In the case of biological systems, a long and complicated chain of interactions separates genetic information from macroscopic structures and functions. The following simplified diagram of causality illustrates this:
- Genes → Gene expression → Proteins → Metabolic pathways → Sub-cellular structures → Cells → Tissues → Organs → Organisms
Even at the small scale, the relationship between genes and proteins (once thought of as "one gene, one polypeptide") is known to be complicated, with approximately 5 proteins in the human body for each gene. More significantly, the causal chains from genes to functionality are not separate or isolated but are entangled together, most obviously in metabolic pathways (such as the Calvin and citric acid cycles) which link a succession of enzymes (and, thus, gene products) to form a coherent biochemical system. Furthermore, information flow in the chain is not exclusively one-way. While the central dogma of molecular biology describes how information cannot be passed back to inheritable genetic information, the other causal arrows in this chain can be bidirectional, with complex feedbacks ultimately regulating gene expression.

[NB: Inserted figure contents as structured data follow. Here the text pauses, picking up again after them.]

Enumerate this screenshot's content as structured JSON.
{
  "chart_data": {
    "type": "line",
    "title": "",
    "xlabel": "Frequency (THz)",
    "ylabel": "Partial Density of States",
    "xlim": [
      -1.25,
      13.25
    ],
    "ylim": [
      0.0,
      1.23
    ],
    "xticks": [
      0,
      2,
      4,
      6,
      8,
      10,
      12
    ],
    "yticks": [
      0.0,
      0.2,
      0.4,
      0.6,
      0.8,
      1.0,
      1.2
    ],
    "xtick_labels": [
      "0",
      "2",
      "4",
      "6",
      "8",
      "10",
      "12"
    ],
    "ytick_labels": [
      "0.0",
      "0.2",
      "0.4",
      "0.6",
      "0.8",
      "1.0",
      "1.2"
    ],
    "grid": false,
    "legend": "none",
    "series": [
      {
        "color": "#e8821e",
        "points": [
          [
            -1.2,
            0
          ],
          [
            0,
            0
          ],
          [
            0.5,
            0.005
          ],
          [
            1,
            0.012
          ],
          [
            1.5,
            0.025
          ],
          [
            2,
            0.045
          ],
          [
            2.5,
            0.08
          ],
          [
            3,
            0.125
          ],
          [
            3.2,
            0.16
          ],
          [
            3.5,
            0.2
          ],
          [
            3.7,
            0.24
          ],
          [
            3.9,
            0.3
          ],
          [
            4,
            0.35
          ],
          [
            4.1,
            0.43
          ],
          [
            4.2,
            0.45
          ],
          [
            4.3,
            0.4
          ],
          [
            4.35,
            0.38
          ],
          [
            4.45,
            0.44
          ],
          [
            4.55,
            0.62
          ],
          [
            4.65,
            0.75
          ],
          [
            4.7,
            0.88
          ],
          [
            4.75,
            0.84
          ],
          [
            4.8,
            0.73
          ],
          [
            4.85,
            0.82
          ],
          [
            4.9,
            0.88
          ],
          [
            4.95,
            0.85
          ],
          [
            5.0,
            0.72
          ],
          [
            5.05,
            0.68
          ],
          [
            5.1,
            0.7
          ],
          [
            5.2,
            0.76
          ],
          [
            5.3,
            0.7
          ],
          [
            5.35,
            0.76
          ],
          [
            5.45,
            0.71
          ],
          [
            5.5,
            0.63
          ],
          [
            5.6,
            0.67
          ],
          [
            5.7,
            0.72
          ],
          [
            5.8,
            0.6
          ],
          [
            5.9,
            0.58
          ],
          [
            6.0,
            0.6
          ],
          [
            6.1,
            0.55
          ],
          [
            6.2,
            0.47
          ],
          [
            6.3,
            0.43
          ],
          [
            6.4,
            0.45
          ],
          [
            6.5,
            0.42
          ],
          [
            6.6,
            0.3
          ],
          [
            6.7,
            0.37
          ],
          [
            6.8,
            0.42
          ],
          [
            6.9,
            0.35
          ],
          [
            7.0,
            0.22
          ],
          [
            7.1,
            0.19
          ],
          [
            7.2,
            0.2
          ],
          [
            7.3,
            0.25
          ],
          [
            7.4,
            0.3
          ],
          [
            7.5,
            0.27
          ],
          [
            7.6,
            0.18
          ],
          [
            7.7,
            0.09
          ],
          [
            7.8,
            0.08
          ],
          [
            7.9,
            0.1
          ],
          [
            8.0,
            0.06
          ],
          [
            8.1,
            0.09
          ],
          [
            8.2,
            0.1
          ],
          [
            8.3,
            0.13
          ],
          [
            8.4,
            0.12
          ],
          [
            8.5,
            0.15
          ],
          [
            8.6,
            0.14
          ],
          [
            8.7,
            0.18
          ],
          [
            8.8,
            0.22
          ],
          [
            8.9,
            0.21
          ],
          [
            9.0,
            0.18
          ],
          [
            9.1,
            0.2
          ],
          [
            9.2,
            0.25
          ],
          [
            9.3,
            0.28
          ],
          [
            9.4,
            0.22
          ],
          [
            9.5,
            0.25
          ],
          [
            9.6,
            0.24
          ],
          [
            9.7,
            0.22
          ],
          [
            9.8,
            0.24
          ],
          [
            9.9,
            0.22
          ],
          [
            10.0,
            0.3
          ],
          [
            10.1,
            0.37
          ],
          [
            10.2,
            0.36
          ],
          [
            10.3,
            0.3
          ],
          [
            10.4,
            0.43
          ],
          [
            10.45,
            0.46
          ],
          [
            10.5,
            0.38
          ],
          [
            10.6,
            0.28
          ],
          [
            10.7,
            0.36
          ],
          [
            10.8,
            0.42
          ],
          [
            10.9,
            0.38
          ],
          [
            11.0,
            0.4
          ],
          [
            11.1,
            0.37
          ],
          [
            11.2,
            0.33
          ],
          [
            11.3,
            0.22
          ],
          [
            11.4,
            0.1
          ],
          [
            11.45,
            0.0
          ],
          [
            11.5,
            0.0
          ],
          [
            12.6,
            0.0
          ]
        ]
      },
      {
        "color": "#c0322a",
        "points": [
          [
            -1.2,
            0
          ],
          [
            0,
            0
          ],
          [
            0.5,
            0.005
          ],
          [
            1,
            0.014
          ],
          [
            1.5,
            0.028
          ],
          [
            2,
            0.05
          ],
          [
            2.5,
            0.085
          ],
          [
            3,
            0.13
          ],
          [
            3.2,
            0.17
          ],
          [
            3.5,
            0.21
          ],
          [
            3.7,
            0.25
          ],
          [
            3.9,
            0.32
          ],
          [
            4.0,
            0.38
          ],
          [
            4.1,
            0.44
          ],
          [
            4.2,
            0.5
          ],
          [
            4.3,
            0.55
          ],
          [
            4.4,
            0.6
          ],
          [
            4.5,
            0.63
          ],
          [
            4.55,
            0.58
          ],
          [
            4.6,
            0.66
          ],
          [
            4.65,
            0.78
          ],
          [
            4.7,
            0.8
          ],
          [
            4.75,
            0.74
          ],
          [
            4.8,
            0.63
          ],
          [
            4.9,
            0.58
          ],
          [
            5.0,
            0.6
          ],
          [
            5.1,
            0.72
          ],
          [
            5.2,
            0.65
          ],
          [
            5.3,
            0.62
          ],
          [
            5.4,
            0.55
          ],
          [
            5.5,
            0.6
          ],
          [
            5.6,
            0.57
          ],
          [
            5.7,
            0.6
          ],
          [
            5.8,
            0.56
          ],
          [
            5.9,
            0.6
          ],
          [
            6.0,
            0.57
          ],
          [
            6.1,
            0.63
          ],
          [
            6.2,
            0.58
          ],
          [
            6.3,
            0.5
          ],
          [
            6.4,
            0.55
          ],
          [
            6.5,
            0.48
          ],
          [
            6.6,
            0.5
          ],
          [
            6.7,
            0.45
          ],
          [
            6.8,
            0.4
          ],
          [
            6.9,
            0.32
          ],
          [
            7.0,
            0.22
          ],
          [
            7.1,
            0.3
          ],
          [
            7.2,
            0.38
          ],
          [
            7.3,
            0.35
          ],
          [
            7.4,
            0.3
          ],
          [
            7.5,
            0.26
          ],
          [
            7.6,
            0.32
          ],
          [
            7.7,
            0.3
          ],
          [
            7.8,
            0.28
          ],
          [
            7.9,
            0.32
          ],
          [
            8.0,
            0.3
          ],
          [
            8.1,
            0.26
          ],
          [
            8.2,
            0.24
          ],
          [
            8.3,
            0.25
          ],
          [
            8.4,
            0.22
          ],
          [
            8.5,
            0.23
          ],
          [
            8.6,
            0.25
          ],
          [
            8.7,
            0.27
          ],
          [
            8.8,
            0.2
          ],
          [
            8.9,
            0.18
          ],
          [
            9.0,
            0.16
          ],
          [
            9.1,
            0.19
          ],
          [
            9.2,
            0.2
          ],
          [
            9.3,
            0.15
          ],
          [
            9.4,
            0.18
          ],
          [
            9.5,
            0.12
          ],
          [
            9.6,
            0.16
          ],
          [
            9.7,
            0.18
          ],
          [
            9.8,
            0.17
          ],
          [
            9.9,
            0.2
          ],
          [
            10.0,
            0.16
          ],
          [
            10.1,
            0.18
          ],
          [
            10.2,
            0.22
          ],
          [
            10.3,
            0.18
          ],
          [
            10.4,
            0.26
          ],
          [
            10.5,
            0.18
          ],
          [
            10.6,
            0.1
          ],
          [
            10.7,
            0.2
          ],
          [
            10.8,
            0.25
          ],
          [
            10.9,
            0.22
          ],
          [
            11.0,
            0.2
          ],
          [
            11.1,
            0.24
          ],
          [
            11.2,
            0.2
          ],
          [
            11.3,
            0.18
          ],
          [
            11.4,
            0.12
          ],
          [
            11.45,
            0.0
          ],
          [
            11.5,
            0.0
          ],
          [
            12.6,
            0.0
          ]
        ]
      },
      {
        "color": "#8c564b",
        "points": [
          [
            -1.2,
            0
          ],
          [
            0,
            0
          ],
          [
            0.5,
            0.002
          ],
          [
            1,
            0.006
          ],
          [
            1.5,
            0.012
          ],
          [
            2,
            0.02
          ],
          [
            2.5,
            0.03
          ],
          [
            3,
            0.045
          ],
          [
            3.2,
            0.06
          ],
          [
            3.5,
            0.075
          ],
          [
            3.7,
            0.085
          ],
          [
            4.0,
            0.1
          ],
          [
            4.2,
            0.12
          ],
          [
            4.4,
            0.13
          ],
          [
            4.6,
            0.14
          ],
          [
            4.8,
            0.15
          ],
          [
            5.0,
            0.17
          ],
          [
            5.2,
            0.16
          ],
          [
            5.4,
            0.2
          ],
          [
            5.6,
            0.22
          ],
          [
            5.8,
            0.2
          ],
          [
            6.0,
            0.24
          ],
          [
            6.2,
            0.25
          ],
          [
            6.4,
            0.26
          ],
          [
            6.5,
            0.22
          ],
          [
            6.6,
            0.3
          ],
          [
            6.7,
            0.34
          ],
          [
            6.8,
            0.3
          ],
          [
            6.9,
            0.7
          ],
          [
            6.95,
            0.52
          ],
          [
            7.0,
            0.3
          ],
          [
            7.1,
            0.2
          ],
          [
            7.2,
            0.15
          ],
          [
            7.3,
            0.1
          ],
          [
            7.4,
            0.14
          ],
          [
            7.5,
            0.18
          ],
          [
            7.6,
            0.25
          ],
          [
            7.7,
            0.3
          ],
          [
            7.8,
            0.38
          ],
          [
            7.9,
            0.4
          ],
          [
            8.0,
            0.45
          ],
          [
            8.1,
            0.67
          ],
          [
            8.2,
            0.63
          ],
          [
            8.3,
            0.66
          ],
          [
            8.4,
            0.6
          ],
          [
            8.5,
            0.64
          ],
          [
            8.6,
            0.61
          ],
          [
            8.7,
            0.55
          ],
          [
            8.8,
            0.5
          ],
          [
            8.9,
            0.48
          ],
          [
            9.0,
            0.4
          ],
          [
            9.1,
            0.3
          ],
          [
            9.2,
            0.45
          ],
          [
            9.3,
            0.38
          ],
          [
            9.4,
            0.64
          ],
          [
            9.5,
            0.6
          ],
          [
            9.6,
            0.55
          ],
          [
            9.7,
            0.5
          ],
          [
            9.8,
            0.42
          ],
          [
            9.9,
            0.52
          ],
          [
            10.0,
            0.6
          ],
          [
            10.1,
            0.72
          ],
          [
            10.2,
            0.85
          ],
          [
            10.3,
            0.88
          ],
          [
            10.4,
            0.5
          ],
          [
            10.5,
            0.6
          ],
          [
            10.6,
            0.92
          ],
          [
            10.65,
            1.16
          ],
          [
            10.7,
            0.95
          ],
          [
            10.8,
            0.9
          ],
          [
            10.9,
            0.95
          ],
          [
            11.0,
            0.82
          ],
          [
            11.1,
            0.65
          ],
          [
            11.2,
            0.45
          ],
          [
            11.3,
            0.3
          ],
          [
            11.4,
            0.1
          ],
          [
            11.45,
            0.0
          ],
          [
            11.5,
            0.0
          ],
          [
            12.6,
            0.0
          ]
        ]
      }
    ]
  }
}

Instead of being a simple, linear mapping, this complex relationship between genotype and phenotype is not straightforward to deconvolute. Rather than describing genetic information as a blueprint, some have suggested that a more appropriate analogy is that of a recipe for cooking, where a collection of ingredients is combined via a set of instructions to form an emergent structure, such as a cake, that is not described explicitly in the recipe itself.
Genes as words
It is popularly supposed that a gene is "a linear sequence of nucleotides along a segment of DNA that provides the coded instructions for synthesis of RNA" and even some current medical dictionaries define a gene as "a hereditary unit that occupies a specific location on a chromosome, determines a particular characteristic in an organism by directing the formation of a specific protein, and is capable of replicating itself at each cell division."
In fact, as the diagram illustrates schematically, genes are much more complicated and elusive concepts. A reasonable modern definition of a gene is "a locatable region of genomic sequence, corresponding to a unit of inheritance, which is associated with regulatory regions, transcribed regions and/or other functional sequence regions." One of the major complicating factors is that the exons which code for the proteins are often separated by many introns, which used to be called "junk DNA" but appear to have various as-yet-ill-understood purposes. The exons can be combined in different orders (splice variants) to produce different proteins. For example the gene called Dscam in Drosophila has 110 introns and therefore tens of thousands of possible splice variants.